Bingeing first only happen when you’re alone, every detail carefully planned. Then they escalate, get out of control, start to happen daily, several times a day. Because you are eating, you will gain some weight. People may comment on how healthy you look, but you know better, healthy means fat … so you purge more. You know what you’re doing is wrong, but you can’t stop. The food no longer gives you the comfort it used to. Your teeth begin to rot, your hair is brittle, your skin looks gray, and eyes bloodshot. Lying in the darkness, you clutch your aching stomach and wonder why you haven’t had a heart attack yet, and if there will ever be an end to this. You hate being so shallow as to have a problem with food when people are dying from AIDS and breast cancer.

Everything you do becomes compulsive: studying, cleaning, training, even cooking. These distractions occupy your time and busy your mind. Life must be routine, because in your mind it is routine that keeps you in control and thin. For years I’ve spent hours organizing my closet by color and alphabetizing my shoes by manufacturer. Everything in life needed to be in perfect order.

You may be thinking, this girl needs a strong dose of Prozac and a few 100 hours in therapy. Those thoughts are not only mine, but those are many others, some of whom are climbers. Contrary to popular belief, this problem is not about vanity, but self-worth. Learning to respect yourself takes more strength than climbing 5.14 ever will.

If you have a problem, it may not just go away after your next redpoint, comp, or tomorrow. Seek help. As a teenager, I used to imagine my future, and never did I think I would still have this problem.

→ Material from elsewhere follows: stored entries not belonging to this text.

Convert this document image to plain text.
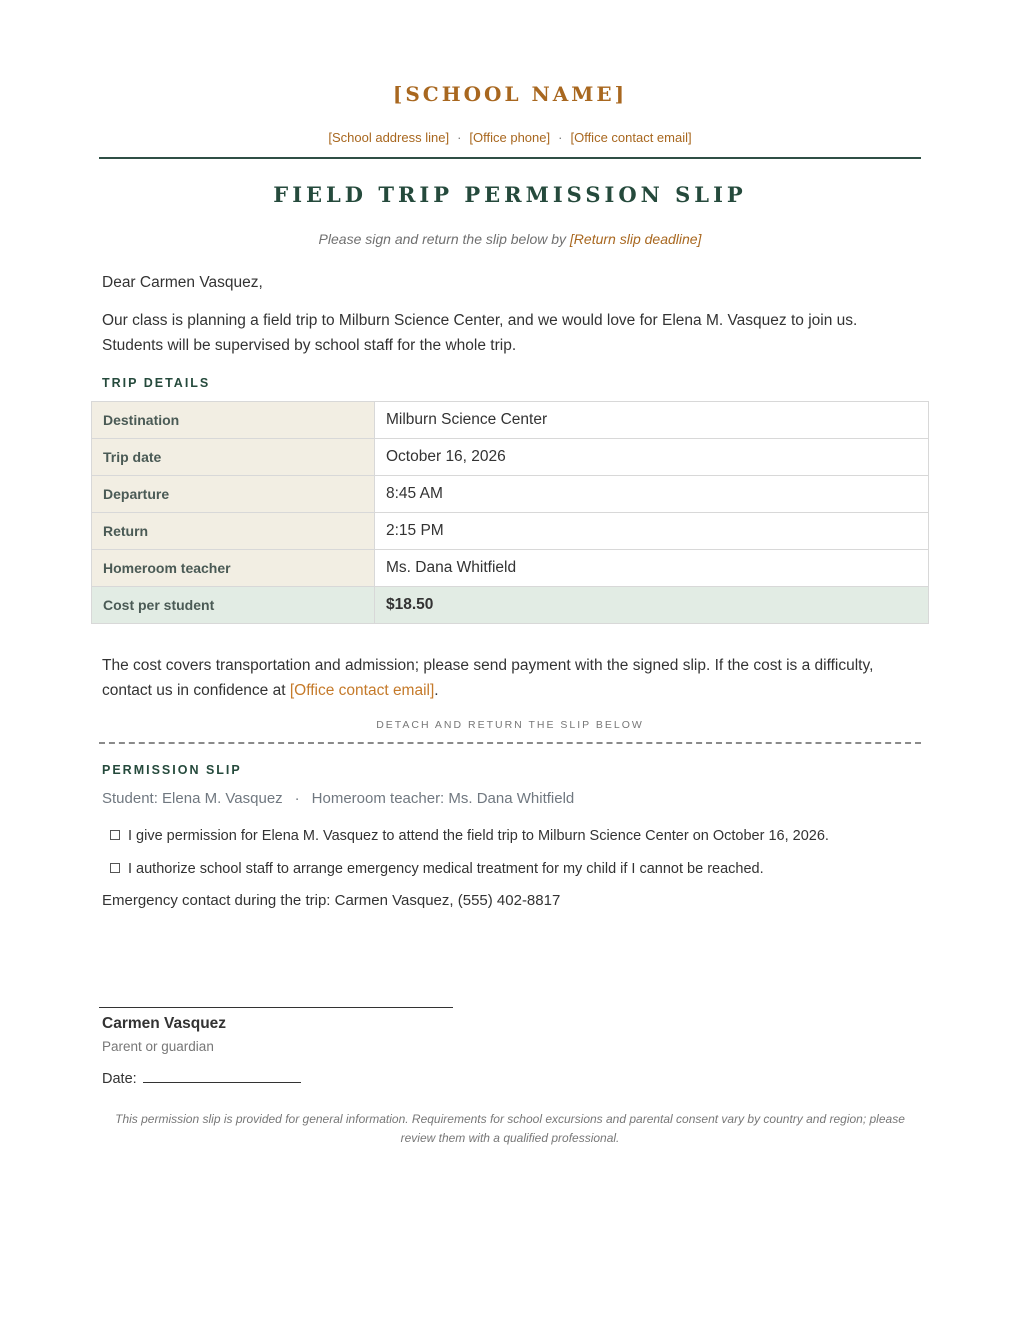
[SCHOOL NAME]
[School address line] · [Office phone] · [Office contact email]
FIELD TRIP PERMISSION SLIP
Please sign and return the slip below by [Return slip deadline]
Dear Carmen Vasquez,
Our class is planning a field trip to Milburn Science Center, and we would love for Elena M. Vasquez to join us. Students will be supervised by school staff for the whole trip.
TRIP DETAILS
Destination	Milburn Science Center
Trip date	October 16, 2026
Departure	8:45 AM
Return	2:15 PM
Homeroom teacher	Ms. Dana Whitfield
Cost per student	$18.50
The cost covers transportation and admission; please send payment with the signed slip. If the cost is a difficulty, contact us in confidence at [Office contact email].
DETACH AND RETURN THE SLIP BELOW
PERMISSION SLIP
Student: Elena M. Vasquez · Homeroom teacher: Ms. Dana Whitfield
I give permission for Elena M. Vasquez to attend the field trip to Milburn Science Center on October 16, 2026.
I authorize school staff to arrange emergency medical treatment for my child if I cannot be reached.
Emergency contact during the trip: Carmen Vasquez, (555) 402-8817
Carmen Vasquez
Parent or guardian
Date:
This permission slip is provided for general information. Requirements for school excursions and parental consent vary by country and region; please review them with a qualified professional.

Since I hit that low point, I’ve been struggling to retrain my mind to deny the lies I told it for years. There are still days at Rifle when I look at everyone else, and feel repulsed by my body. The alarm sometimes still goes off when I read of a female climber my height who weighs less than I, even if she’s 15 years my junior. I remind myself that I now climb a grade and a half harder than when I was starving, and I’m not ridden with injury. I have tried to take possession of my life again, no longer letting it be dictated by meaningless rituals.

I think about what it would be like to finally be able to stop fighting it. It will be like riding in the untouched powder on a serene winter day. Absolutely free.

I’m getting there. In the closet, in a huge pile, is a crazy clump of shoes.

Stephanie Forte lives in Carbondale, Colorado.